Norderstedt
Problem mit Wölfen

Kiel will nun den Schafhaltern unter die Arme greifen

Seit einiger Zeit kann beim Umweltministerium ein Antrag auf die Finanzierung spezieller Schutzzäune gestellt werden.

Seit einiger Zeit kann beim Umweltministerium ein Antrag auf die Finanzierung spezieller Schutzzäune gestellt werden.

Foto: Sebastian Gollnow / dpa

Umweltministerium stellt 1,7 Millionen Euro für Schutzzäune gegen Wölfe zur Verfügung. Schaf- und Ziegenhalter können sich melden.

Kiel/Kreis Segeberg.  Zwei Wölfe leben derzeit in Schleswig-Holstein, weitere wandern durch das Bundesland, halten sich an unterschiedlichen Orten auf. Für Halter von Nutztieren, insbesondere Schafe, ist die Präsenz der Raubtiere mit Sorge um die eigene Herde verbunden. Als Reaktion auf zahlreiche, öffentlich kontrovers diskutierte Risse und im Sinne der Prävention kann seit einiger Zeit beim Umweltministerium ein Antrag auf die Finanzierung spezieller Schutzzäune gestellt werden.

1,7 Millionen Euro stehen hierfür zur Verfügung, ab sofort werden die Mittel ausgezahlt. Zunächst werden bis September die Anträge von Schaf- und Ziegenhaltern mit mindestens 500 Tieren bearbeitet, anschließend alle weiteren – insgesamt liegen bislang 264 vor.

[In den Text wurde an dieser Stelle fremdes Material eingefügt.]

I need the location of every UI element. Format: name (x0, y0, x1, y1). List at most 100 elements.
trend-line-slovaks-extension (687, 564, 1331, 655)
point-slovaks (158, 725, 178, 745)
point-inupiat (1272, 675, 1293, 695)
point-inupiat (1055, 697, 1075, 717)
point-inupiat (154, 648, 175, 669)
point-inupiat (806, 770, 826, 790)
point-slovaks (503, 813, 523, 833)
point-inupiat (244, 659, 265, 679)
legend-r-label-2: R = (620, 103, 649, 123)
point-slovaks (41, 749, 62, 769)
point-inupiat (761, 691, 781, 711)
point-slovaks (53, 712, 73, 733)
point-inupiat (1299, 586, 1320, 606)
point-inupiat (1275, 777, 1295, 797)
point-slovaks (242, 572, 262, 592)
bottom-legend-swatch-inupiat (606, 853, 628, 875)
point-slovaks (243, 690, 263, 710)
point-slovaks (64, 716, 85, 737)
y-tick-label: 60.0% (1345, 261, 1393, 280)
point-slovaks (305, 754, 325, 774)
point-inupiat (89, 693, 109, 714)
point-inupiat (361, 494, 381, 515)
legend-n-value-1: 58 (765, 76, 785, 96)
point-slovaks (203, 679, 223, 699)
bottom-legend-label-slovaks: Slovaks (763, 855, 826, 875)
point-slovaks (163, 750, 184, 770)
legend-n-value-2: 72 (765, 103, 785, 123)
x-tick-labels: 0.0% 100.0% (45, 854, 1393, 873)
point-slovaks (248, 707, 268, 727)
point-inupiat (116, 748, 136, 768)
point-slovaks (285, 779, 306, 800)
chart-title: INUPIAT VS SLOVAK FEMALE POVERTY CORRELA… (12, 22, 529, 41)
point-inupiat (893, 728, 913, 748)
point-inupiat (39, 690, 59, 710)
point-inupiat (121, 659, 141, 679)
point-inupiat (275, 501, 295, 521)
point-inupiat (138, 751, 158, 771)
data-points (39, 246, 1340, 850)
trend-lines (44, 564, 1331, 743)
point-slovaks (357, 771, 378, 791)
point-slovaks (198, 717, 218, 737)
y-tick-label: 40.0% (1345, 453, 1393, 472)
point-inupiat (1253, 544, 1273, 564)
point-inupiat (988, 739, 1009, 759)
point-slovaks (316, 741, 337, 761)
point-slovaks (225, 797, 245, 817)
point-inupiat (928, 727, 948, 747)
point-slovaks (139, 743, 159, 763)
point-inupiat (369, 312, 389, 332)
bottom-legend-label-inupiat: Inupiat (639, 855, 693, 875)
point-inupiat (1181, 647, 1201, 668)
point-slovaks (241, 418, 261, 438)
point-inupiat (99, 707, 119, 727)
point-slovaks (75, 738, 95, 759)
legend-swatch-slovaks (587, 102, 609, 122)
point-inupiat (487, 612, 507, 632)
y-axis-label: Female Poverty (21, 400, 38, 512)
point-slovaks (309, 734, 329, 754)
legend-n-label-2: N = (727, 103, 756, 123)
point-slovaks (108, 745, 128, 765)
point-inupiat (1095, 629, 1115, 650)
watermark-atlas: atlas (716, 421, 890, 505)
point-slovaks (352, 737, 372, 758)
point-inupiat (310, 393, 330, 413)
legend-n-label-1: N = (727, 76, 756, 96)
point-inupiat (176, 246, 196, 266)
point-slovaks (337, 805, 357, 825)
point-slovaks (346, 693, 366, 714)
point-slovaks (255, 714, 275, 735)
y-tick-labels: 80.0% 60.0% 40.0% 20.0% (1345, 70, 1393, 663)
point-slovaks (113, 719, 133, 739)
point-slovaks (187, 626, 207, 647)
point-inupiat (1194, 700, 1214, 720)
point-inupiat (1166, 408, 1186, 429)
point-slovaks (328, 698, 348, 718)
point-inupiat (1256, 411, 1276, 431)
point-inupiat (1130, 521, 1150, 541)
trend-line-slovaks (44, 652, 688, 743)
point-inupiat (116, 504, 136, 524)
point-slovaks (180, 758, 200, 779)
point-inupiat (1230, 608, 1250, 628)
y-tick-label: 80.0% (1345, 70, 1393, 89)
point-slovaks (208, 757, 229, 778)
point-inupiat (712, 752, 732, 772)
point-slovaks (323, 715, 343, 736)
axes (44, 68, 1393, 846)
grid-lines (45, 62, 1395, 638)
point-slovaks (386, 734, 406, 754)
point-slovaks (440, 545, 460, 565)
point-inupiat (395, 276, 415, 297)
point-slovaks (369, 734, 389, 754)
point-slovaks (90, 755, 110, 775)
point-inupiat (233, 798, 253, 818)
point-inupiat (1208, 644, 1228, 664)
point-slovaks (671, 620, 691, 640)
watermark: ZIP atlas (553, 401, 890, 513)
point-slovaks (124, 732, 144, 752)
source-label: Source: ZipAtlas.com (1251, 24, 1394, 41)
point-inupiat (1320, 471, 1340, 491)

Sich formal um einen optimalen Schutz zu bemühen, ist auch nötig, um weiterhin finanzielle Kompensationen zu bekommen im Falle von Wolfsrissen. „Durch eine hohe Zahl geschützter Tiere wird die Gefahr deutlich verringert, dass sich Wölfe auf die Erbeutung von Nutztieren spezialisieren“, sagt Dorit Kuhnt, Staatssekretärin für Landwirtschaft. „Als Bundesland mit der höchsten Schafsdichte in Deutschland haben wir deshalb ein Verfahren entwickelt, mit dem wir möglichst schnell möglichst viele Schafe schützen.“ Kuhnt räumt ein, dass es kleineren Betrieben schwerfallen könnte, die Herden zu schützen, da der Aufbau der Zäune zeitaufwendig sei. „Wenn aber die großen Betriebe unsere Unterstützung annehmen, können wir schon über 60 Prozent der Schafe schützen. Das wäre ein Erfolg. Dies kommt auch den kleineren Betriebe zugute, weil durch den höheren Anteil geschützter Tiere die Gefahr einer Spezialisierung von Wölfen auf Nutztiere verringert wird.“

Im Kreis Segeberg 72 Betriebe mit 2943 Schafen

Es gibt auch die Möglichkeit, lediglich einen Teil einer Herde zu schützen. Teilweise haben Halter bereits eigene Zäune, manchmal ist das Terrain schwierig abzutrennen. Darauf hatten Interessenverbände hingewiesen.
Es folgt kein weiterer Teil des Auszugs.